Sentivo che non potevo vendere quella casa, quindi la lasciai lì. Era sporca di natura, forse perché era rimasta vuota. Mi guardai intorno in silenzio. Ero sempre stata a casa mia, ma non avevo mai visto quella di Jihoon così. Entrando in camera da letto, un odore familiare, forse ancora persistente, raggiunse il naso di Soonyoung.




".... Che cosa."




✔Facciamo la confessione finale a casa nostra





Confessione... Mi sono fermato alla sesta confessione. C'erano ancora quattro possibilità di confessarsi, ma non le ho sentite. Ho guardato la scrivania dove c'erano i fiori quasi appassiti. Ho aperto il cassetto, ma c'erano solo medicinali. L'ho fissato per un attimo, poi sono andato nel ripostiglio adiacente. Non c'erano vestiti veri nella lavatrice. Erano tutti strappati e macchiati di rosso.







Soonyoung uscì di casa e percorse il sentiero che spesso percorreva con Jihoon. Un lieve sorriso le attraversò il volto mentre i ricordi riaffioravano. Poi entrò in un bar lì vicino, ordinò da bere, si sedette e accese il telefono.







_Jihoon


_Sai cosa?


_È già novembre


_Il tuo compleanno è a novembre


_È oggi?


È già il 22 novembre


_È per questo?


_Continuo a pensare a te oggi e mi sta facendo impazzire


_Me Oggi ho lasciato il lavoro e sono uscito.


_Voglio celebrare un funerale per te


_Più tardi ho chiesto alla squadra dell'obitorio e...


Seungkwan ha affermato che sembrava che l'organizzazione avversaria fosse già stata eliminata.


_Quindi vivo solo con quella sensazione di rimpianto


_Che tipo di torta dovrei comprarti?


_Ti piacevano le fragole e il cioccolato, vero?


_Va bene la torta con panna montata e panna montata sopra?
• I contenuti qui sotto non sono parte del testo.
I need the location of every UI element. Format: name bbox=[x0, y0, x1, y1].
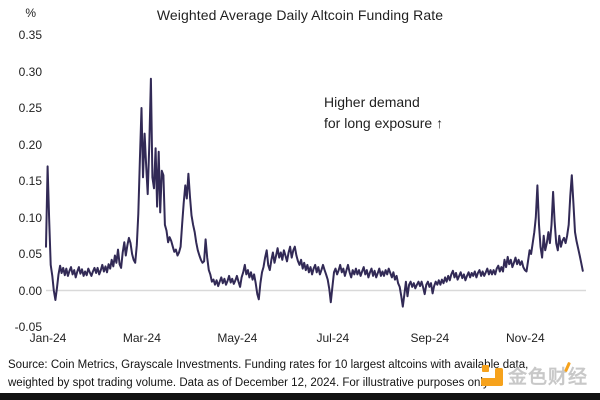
x-tick-label: Jan-24 bbox=[29, 331, 67, 345]
y-tick-label: 0.20 bbox=[18, 137, 42, 152]
y-tick-label: 0.10 bbox=[18, 210, 42, 225]
y-tick-label: 0.25 bbox=[18, 101, 42, 115]
x-tick-label: Sep-24 bbox=[410, 331, 450, 345]
chart-title: Weighted Average Daily Altcoin Funding R… bbox=[156, 7, 444, 23]
jinse-logo-icon bbox=[481, 364, 503, 386]
bottom-divider-bar bbox=[0, 393, 600, 400]
x-tick-label: Mar-24 bbox=[122, 331, 161, 345]
annotation-line-1: Higher demand bbox=[324, 94, 420, 110]
watermark-text: 金色财经 bbox=[508, 366, 589, 388]
y-tick-label: 0.30 bbox=[18, 64, 42, 79]
y-tick-label: 0.00 bbox=[18, 283, 42, 298]
annotation-line-2: for long exposure ↑ bbox=[324, 115, 444, 131]
y-axis-unit-label: % bbox=[25, 6, 36, 20]
y-tick-label: 0.05 bbox=[18, 247, 42, 261]
source-note: Source: Coin Metrics, Grayscale Investme… bbox=[8, 357, 596, 392]
y-tick-label: -0.05 bbox=[14, 320, 42, 334]
x-tick-label: Nov-24 bbox=[505, 331, 545, 345]
source-line-1: Source: Coin Metrics, Grayscale Investme… bbox=[8, 359, 529, 371]
x-tick-label: Jul-24 bbox=[316, 331, 350, 345]
y-tick-label: 0.15 bbox=[18, 174, 42, 188]
y-tick-label: 0.35 bbox=[18, 28, 42, 42]
x-tick-label: May-24 bbox=[217, 331, 258, 345]
source-line-2: weighted by spot trading volume. Data as… bbox=[8, 376, 492, 389]
funding-rate-series-line bbox=[45, 77, 584, 308]
jinse-finance-watermark: 金色财经 bbox=[481, 360, 599, 390]
chart-annotation: Higher demand for long exposure ↑ bbox=[324, 92, 443, 134]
_Dovrei comprarlo e andare a mangiarlo lol


_Oggi è il tuo giorno, quindi buona giornata


_Ti amo Jihoon








_"Fratello, cosa stai facendo?"



_"Oh, sono Seung-gwan. È da tanto che non ci vediamo."




_"Okay!! Ahah, ci vediamo oggi?"




_"Okay, bene. Dove ci incontriamo?"




_"Ehm... Allora ecco...!"





















Jihoon, come va lì?


Non sei più malato? Sei sano?




Fa male, ma non essere triste, ti amo.



Anche se lo dico 100 volte, 1000 volte, non verrà trasmesso tutto



Grazie, mi dispiace e ti amo, Jihoon





























Ciao! È da un po' che non ti faccio visita.